Current North Memorial CEO Trevor Sawallish is expected to continue leading the Twin Cities division under the proposed structure.
Sanford Health CEO Bill Gassen stated that the merger aligns naturally with Sanford's existing Minnesota presence, which already includes approximately 10,000 employees, 74 clinics, and 20 owned or affiliated hospitals statewide.
Why This Merger Is Getting Attention
Large health care mergers almost always attract scrutiny from regulators and economists, and this one is no exception.
The merger still requires approval from both state and federal regulators before it can move forward. Health policy experts have consistently debated whether hospital consolidation improves patient outcomes or primarily leads to higher health care costs and reduced competition.

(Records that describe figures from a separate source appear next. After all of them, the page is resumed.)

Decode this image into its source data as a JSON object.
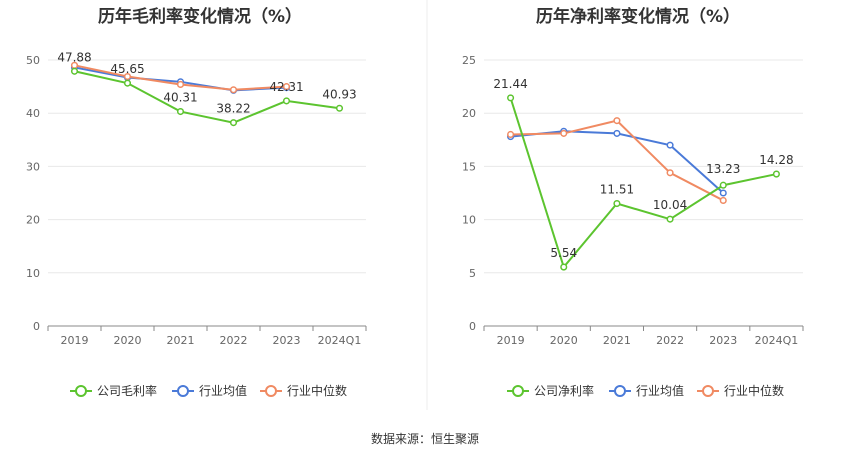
{
  "source_label": "数据来源：恒生聚源",
  "colors": {
    "company": "#5cc42f",
    "avg": "#4a7ad8",
    "median": "#f08a62",
    "grid": "#e8e8e8",
    "axis": "#888888"
  },
  "chart_data": [
    {
      "type": "line",
      "title": "历年毛利率变化情况（%）",
      "categories": [
        "2019",
        "2020",
        "2021",
        "2022",
        "2023",
        "2024Q1"
      ],
      "ylim": [
        0,
        50
      ],
      "yticks": [
        0,
        10,
        20,
        30,
        40,
        50
      ],
      "grid": true,
      "legend": "bottom",
      "series": [
        {
          "name": "公司毛利率",
          "key": "company",
          "values": [
            47.88,
            45.65,
            40.31,
            38.22,
            42.31,
            40.93
          ],
          "labels": [
            "47.88",
            "45.65",
            "40.31",
            "38.22",
            "42.31",
            "40.93"
          ]
        },
        {
          "name": "行业均值",
          "key": "avg",
          "values": [
            48.6,
            46.7,
            45.9,
            44.3,
            44.8,
            null
          ]
        },
        {
          "name": "行业中位数",
          "key": "median",
          "values": [
            49.0,
            46.9,
            45.4,
            44.4,
            45.0,
            null
          ]
        }
      ]
    },
    {
      "type": "line",
      "title": "历年净利率变化情况（%）",
      "categories": [
        "2019",
        "2020",
        "2021",
        "2022",
        "2023",
        "2024Q1"
      ],
      "ylim": [
        0,
        25
      ],
      "yticks": [
        0,
        5,
        10,
        15,
        20,
        25
      ],
      "grid": true,
      "legend": "bottom",
      "series": [
        {
          "name": "公司净利率",
          "key": "company",
          "values": [
            21.44,
            5.54,
            11.51,
            10.04,
            13.23,
            14.28
          ],
          "labels": [
            "21.44",
            "5.54",
            "11.51",
            "10.04",
            "13.23",
            "14.28"
          ]
        },
        {
          "name": "行业均值",
          "key": "avg",
          "values": [
            17.8,
            18.3,
            18.1,
            17.0,
            12.5,
            null
          ]
        },
        {
          "name": "行业中位数",
          "key": "median",
          "values": [
            18.0,
            18.1,
            19.3,
            14.4,
            11.8,
            null
          ]
        }
      ]
    }
  ]
}
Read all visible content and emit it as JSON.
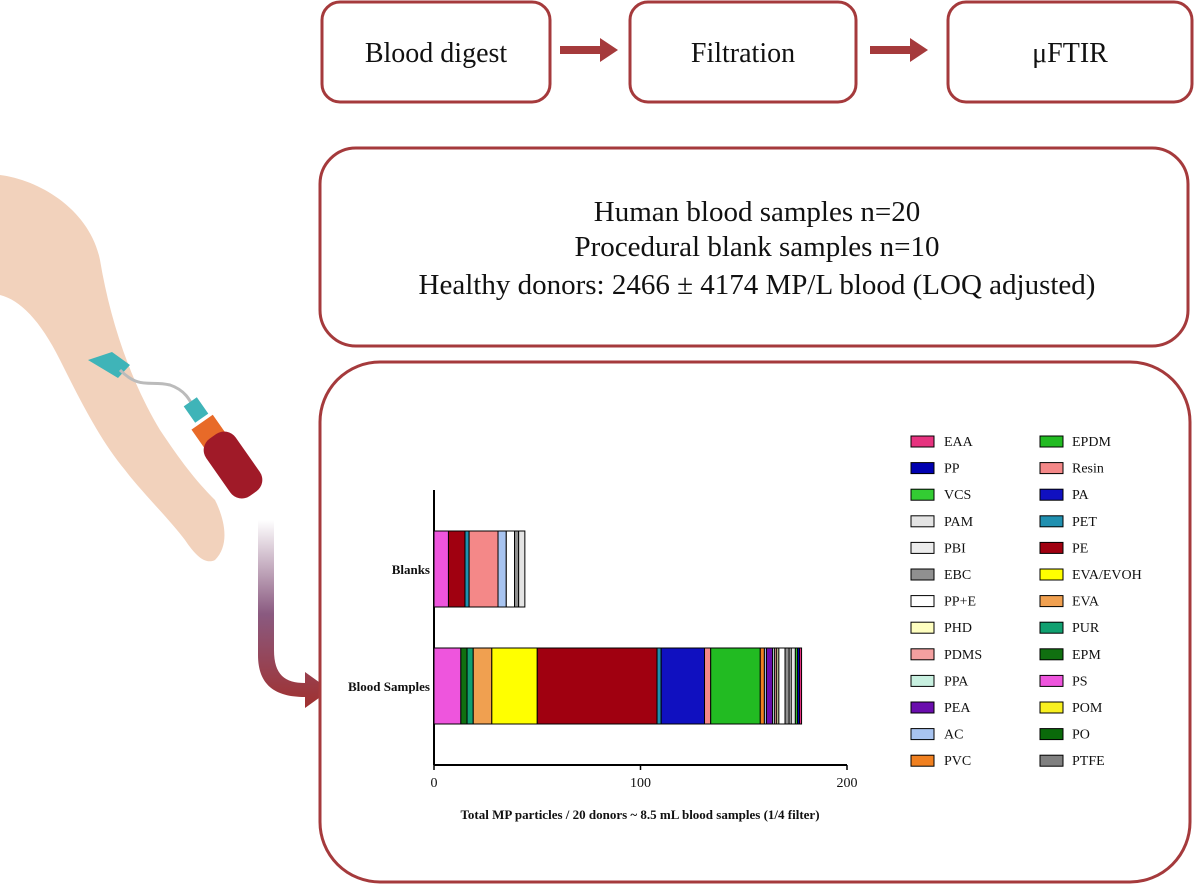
{
  "flow": [
    "Blood digest",
    "Filtration",
    "μFTIR"
  ],
  "summary": [
    "Human blood samples n=20",
    "Procedural blank samples n=10",
    "Healthy donors: 2466 ± 4174 MP/L blood (LOQ adjusted)"
  ],
  "chart_data": {
    "type": "bar",
    "orientation": "horizontal",
    "stacked": true,
    "xlabel": "Total MP particles / 20 donors ~ 8.5 mL blood samples (1/4 filter)",
    "categories": [
      "Blanks",
      "Blood Samples"
    ],
    "xlim": [
      0,
      200
    ],
    "xticks": [
      0,
      100,
      200
    ],
    "series": [
      {
        "name": "EAA",
        "color": "#e6337f",
        "values": [
          0,
          1
        ]
      },
      {
        "name": "PP",
        "color": "#0000b0",
        "values": [
          0,
          1
        ]
      },
      {
        "name": "VCS",
        "color": "#33cc33",
        "values": [
          0,
          1
        ]
      },
      {
        "name": "PAM",
        "color": "#e4e4e4",
        "values": [
          3,
          2
        ]
      },
      {
        "name": "PBI",
        "color": "#ececec",
        "values": [
          0,
          1
        ]
      },
      {
        "name": "EBC",
        "color": "#909090",
        "values": [
          2,
          2
        ]
      },
      {
        "name": "PP+E",
        "color": "#ffffff",
        "values": [
          4,
          3
        ]
      },
      {
        "name": "PHD",
        "color": "#ffffc0",
        "values": [
          0,
          1
        ]
      },
      {
        "name": "PDMS",
        "color": "#f4a0a0",
        "values": [
          0,
          1
        ]
      },
      {
        "name": "PPA",
        "color": "#c8f0e0",
        "values": [
          0,
          1
        ]
      },
      {
        "name": "PEA",
        "color": "#6a0dad",
        "values": [
          0,
          3
        ]
      },
      {
        "name": "AC",
        "color": "#a8c4f0",
        "values": [
          4,
          1
        ]
      },
      {
        "name": "PVC",
        "color": "#f08020",
        "values": [
          0,
          2
        ]
      },
      {
        "name": "EPDM",
        "color": "#22bb22",
        "values": [
          0,
          24
        ]
      },
      {
        "name": "Resin",
        "color": "#f48888",
        "values": [
          14,
          3
        ]
      },
      {
        "name": "PA",
        "color": "#1010c0",
        "values": [
          0,
          21
        ]
      },
      {
        "name": "PET",
        "color": "#2090b0",
        "values": [
          2,
          2
        ]
      },
      {
        "name": "PE",
        "color": "#a00010",
        "values": [
          8,
          58
        ]
      },
      {
        "name": "EVA/EVOH",
        "color": "#ffff00",
        "values": [
          0,
          22
        ]
      },
      {
        "name": "EVA",
        "color": "#f0a050",
        "values": [
          0,
          9
        ]
      },
      {
        "name": "PUR",
        "color": "#10a070",
        "values": [
          0,
          3
        ]
      },
      {
        "name": "EPM",
        "color": "#107010",
        "values": [
          0,
          3
        ]
      },
      {
        "name": "PS",
        "color": "#ee55dd",
        "values": [
          7,
          13
        ]
      },
      {
        "name": "POM",
        "color": "#f8f020",
        "values": [
          0,
          0
        ]
      },
      {
        "name": "PO",
        "color": "#0a6a0a",
        "values": [
          0,
          0
        ]
      },
      {
        "name": "PTFE",
        "color": "#808080",
        "values": [
          0,
          0
        ]
      }
    ]
  }
}
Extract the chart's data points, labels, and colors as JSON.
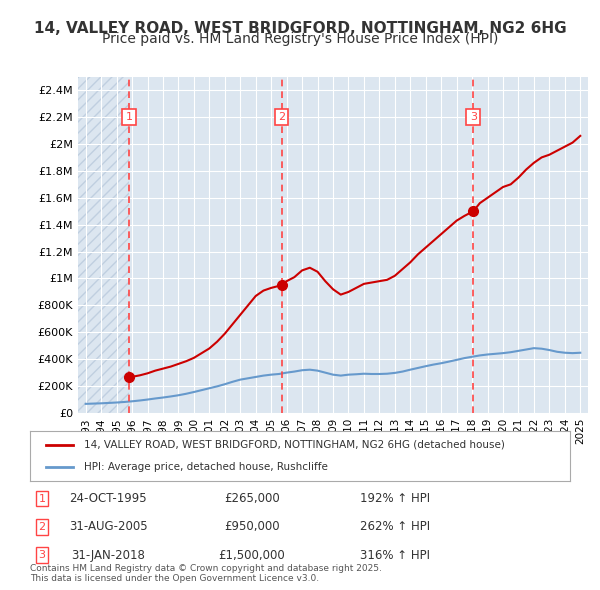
{
  "title": "14, VALLEY ROAD, WEST BRIDGFORD, NOTTINGHAM, NG2 6HG",
  "subtitle": "Price paid vs. HM Land Registry's House Price Index (HPI)",
  "title_fontsize": 11,
  "subtitle_fontsize": 10,
  "background_color": "#ffffff",
  "plot_bg_color": "#dce6f0",
  "hatch_color": "#c0cfe0",
  "grid_color": "#ffffff",
  "ylim": [
    0,
    2500000
  ],
  "xlim_start": 1992.5,
  "xlim_end": 2025.5,
  "yticks": [
    0,
    200000,
    400000,
    600000,
    800000,
    1000000,
    1200000,
    1400000,
    1600000,
    1800000,
    2000000,
    2200000,
    2400000
  ],
  "ytick_labels": [
    "£0",
    "£200K",
    "£400K",
    "£600K",
    "£800K",
    "£1M",
    "£1.2M",
    "£1.4M",
    "£1.6M",
    "£1.8M",
    "£2M",
    "£2.2M",
    "£2.4M"
  ],
  "xticks": [
    1993,
    1994,
    1995,
    1996,
    1997,
    1998,
    1999,
    2000,
    2001,
    2002,
    2003,
    2004,
    2005,
    2006,
    2007,
    2008,
    2009,
    2010,
    2011,
    2012,
    2013,
    2014,
    2015,
    2016,
    2017,
    2018,
    2019,
    2020,
    2021,
    2022,
    2023,
    2024,
    2025
  ],
  "transactions": [
    {
      "num": 1,
      "date": "24-OCT-1995",
      "year": 1995.81,
      "price": 265000,
      "pct": "192%",
      "dir": "↑"
    },
    {
      "num": 2,
      "date": "31-AUG-2005",
      "year": 2005.67,
      "price": 950000,
      "pct": "262%",
      "dir": "↑"
    },
    {
      "num": 3,
      "date": "31-JAN-2018",
      "year": 2018.08,
      "price": 1500000,
      "pct": "316%",
      "dir": "↑"
    }
  ],
  "red_line_color": "#cc0000",
  "blue_line_color": "#6699cc",
  "marker_color": "#cc0000",
  "vline_color": "#ff4444",
  "legend_label_red": "14, VALLEY ROAD, WEST BRIDGFORD, NOTTINGHAM, NG2 6HG (detached house)",
  "legend_label_blue": "HPI: Average price, detached house, Rushcliffe",
  "footer_text": "Contains HM Land Registry data © Crown copyright and database right 2025.\nThis data is licensed under the Open Government Licence v3.0.",
  "red_line_x": [
    1995.81,
    1996.5,
    1997.0,
    1997.5,
    1998.0,
    1998.5,
    1999.0,
    1999.5,
    2000.0,
    2000.5,
    2001.0,
    2001.5,
    2002.0,
    2002.5,
    2003.0,
    2003.5,
    2004.0,
    2004.5,
    2005.0,
    2005.67,
    2006.0,
    2006.5,
    2007.0,
    2007.5,
    2008.0,
    2008.5,
    2009.0,
    2009.5,
    2010.0,
    2010.5,
    2011.0,
    2011.5,
    2012.0,
    2012.5,
    2013.0,
    2013.5,
    2014.0,
    2014.5,
    2015.0,
    2015.5,
    2016.0,
    2016.5,
    2017.0,
    2017.5,
    2018.08,
    2018.5,
    2019.0,
    2019.5,
    2020.0,
    2020.5,
    2021.0,
    2021.5,
    2022.0,
    2022.5,
    2023.0,
    2023.5,
    2024.0,
    2024.5,
    2025.0
  ],
  "red_line_y": [
    265000,
    280000,
    295000,
    315000,
    330000,
    345000,
    365000,
    385000,
    410000,
    445000,
    480000,
    530000,
    590000,
    660000,
    730000,
    800000,
    870000,
    910000,
    930000,
    950000,
    980000,
    1010000,
    1060000,
    1080000,
    1050000,
    980000,
    920000,
    880000,
    900000,
    930000,
    960000,
    970000,
    980000,
    990000,
    1020000,
    1070000,
    1120000,
    1180000,
    1230000,
    1280000,
    1330000,
    1380000,
    1430000,
    1465000,
    1500000,
    1560000,
    1600000,
    1640000,
    1680000,
    1700000,
    1750000,
    1810000,
    1860000,
    1900000,
    1920000,
    1950000,
    1980000,
    2010000,
    2060000
  ],
  "blue_line_x": [
    1993.0,
    1993.5,
    1994.0,
    1994.5,
    1995.0,
    1995.5,
    1996.0,
    1996.5,
    1997.0,
    1997.5,
    1998.0,
    1998.5,
    1999.0,
    1999.5,
    2000.0,
    2000.5,
    2001.0,
    2001.5,
    2002.0,
    2002.5,
    2003.0,
    2003.5,
    2004.0,
    2004.5,
    2005.0,
    2005.5,
    2006.0,
    2006.5,
    2007.0,
    2007.5,
    2008.0,
    2008.5,
    2009.0,
    2009.5,
    2010.0,
    2010.5,
    2011.0,
    2011.5,
    2012.0,
    2012.5,
    2013.0,
    2013.5,
    2014.0,
    2014.5,
    2015.0,
    2015.5,
    2016.0,
    2016.5,
    2017.0,
    2017.5,
    2018.0,
    2018.5,
    2019.0,
    2019.5,
    2020.0,
    2020.5,
    2021.0,
    2021.5,
    2022.0,
    2022.5,
    2023.0,
    2023.5,
    2024.0,
    2024.5,
    2025.0
  ],
  "blue_line_y": [
    68000,
    70000,
    72000,
    75000,
    78000,
    82000,
    87000,
    93000,
    100000,
    108000,
    115000,
    123000,
    132000,
    143000,
    156000,
    170000,
    184000,
    198000,
    214000,
    232000,
    248000,
    258000,
    268000,
    278000,
    285000,
    290000,
    300000,
    308000,
    318000,
    322000,
    315000,
    300000,
    285000,
    278000,
    285000,
    288000,
    292000,
    290000,
    290000,
    292000,
    298000,
    308000,
    322000,
    335000,
    348000,
    360000,
    370000,
    382000,
    395000,
    408000,
    418000,
    428000,
    435000,
    440000,
    445000,
    452000,
    462000,
    472000,
    482000,
    478000,
    468000,
    455000,
    448000,
    445000,
    448000
  ]
}
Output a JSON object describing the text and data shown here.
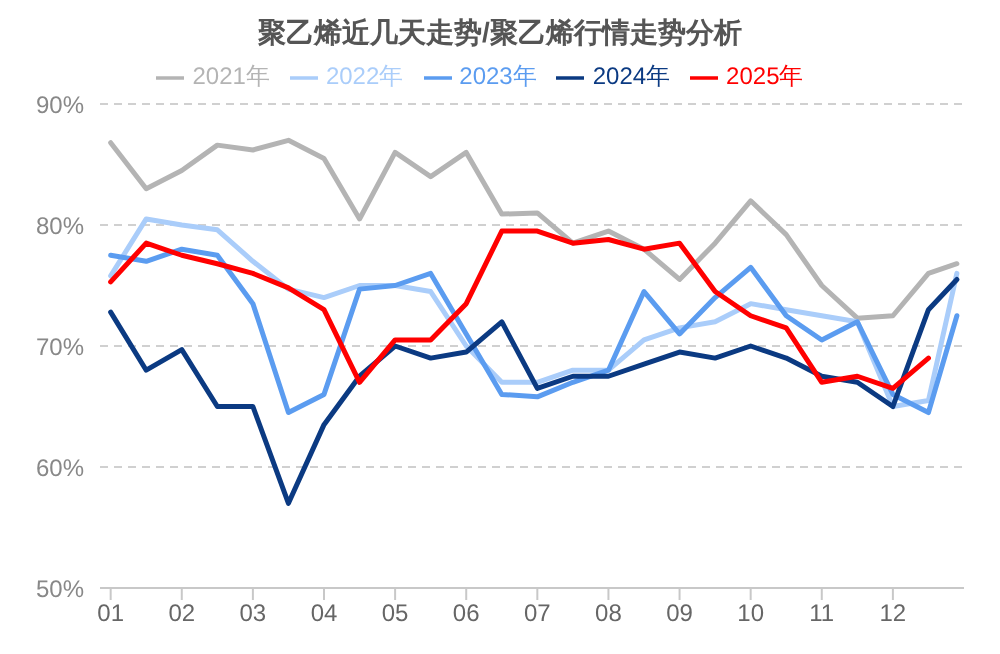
{
  "chart_data": {
    "type": "line",
    "title": "聚乙烯近几天走势/聚乙烯行情走势分析",
    "x": [
      1,
      1.5,
      2,
      2.5,
      3,
      3.5,
      4,
      4.5,
      5,
      5.5,
      6,
      6.5,
      7,
      7.5,
      8,
      8.5,
      9,
      9.5,
      10,
      10.5,
      11,
      11.5,
      12,
      12.5,
      12.9
    ],
    "xlim": [
      0.85,
      13
    ],
    "xticks": [
      {
        "value": 1,
        "label": "01"
      },
      {
        "value": 2,
        "label": "02"
      },
      {
        "value": 3,
        "label": "03"
      },
      {
        "value": 4,
        "label": "04"
      },
      {
        "value": 5,
        "label": "05"
      },
      {
        "value": 6,
        "label": "06"
      },
      {
        "value": 7,
        "label": "07"
      },
      {
        "value": 8,
        "label": "08"
      },
      {
        "value": 9,
        "label": "09"
      },
      {
        "value": 10,
        "label": "10"
      },
      {
        "value": 11,
        "label": "11"
      },
      {
        "value": 12,
        "label": "12"
      }
    ],
    "ylim": [
      50,
      90
    ],
    "yticks": [
      {
        "value": 50,
        "label": "50%"
      },
      {
        "value": 60,
        "label": "60%"
      },
      {
        "value": 70,
        "label": "70%"
      },
      {
        "value": 80,
        "label": "80%"
      },
      {
        "value": 90,
        "label": "90%"
      }
    ],
    "grid": "y",
    "legend": "top",
    "marker": "none",
    "line_style": "solid",
    "series": [
      {
        "name": "2021年",
        "color": "#b4b4b4",
        "values": [
          86.8,
          83,
          84.5,
          86.6,
          86.2,
          87,
          85.5,
          80.5,
          86,
          84,
          86,
          80.9,
          81,
          78.5,
          79.5,
          78,
          75.5,
          78.5,
          82,
          79.2,
          75,
          72.3,
          72.5,
          76,
          76.8
        ]
      },
      {
        "name": "2022年",
        "color": "#aacdfa",
        "values": [
          75.8,
          80.5,
          80,
          79.6,
          77,
          74.7,
          74,
          75,
          75,
          74.5,
          70,
          67,
          67,
          68,
          68,
          70.5,
          71.5,
          72,
          73.5,
          73,
          72.5,
          72,
          65,
          65.5,
          76
        ]
      },
      {
        "name": "2023年",
        "color": "#5b9cf0",
        "values": [
          77.5,
          77,
          78,
          77.5,
          73.5,
          64.5,
          66,
          74.7,
          75,
          76,
          71,
          66,
          65.8,
          67,
          68,
          74.5,
          71,
          74,
          76.5,
          72.5,
          70.5,
          72,
          66,
          64.5,
          72.5
        ]
      },
      {
        "name": "2024年",
        "color": "#0b3a82",
        "values": [
          72.8,
          68,
          69.7,
          65,
          65,
          57,
          63.5,
          67.5,
          70,
          69,
          69.5,
          72,
          66.5,
          67.5,
          67.5,
          68.5,
          69.5,
          69,
          70,
          69,
          67.5,
          67,
          65,
          73,
          75.5
        ]
      },
      {
        "name": "2025年",
        "color": "#ff0000",
        "values": [
          75.3,
          78.5,
          77.5,
          76.8,
          76,
          74.8,
          73,
          67,
          70.5,
          70.5,
          73.5,
          79.5,
          79.5,
          78.5,
          78.8,
          78,
          78.5,
          74.5,
          72.5,
          71.5,
          67,
          67.5,
          66.5,
          69,
          null
        ]
      }
    ]
  }
}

That debate will likely become a major part of the approval process in the months ahead.
At the same time, supporters argue that large capital investments are necessary to stabilize major regional hospitals like Robbinsdale and maintain access to high-level emergency care throughout the Twin Cities.
What This Means for the Twin Cities
Health systems are part of the long-term infrastructure that shapes how communities grow.
For buyers considering neighborhoods throughout Robbinsdale, Maple Grove, Minneapolis, and the surrounding suburbs, access to nearby hospitals, trauma centers, maternity care, and specialty medical services often plays a larger role in housing decisions than many people realize.
This merger proposal represents one of the largest health care investment stories currently unfolding in Minnesota and could reshape the Twin Cities medical landscape for decades.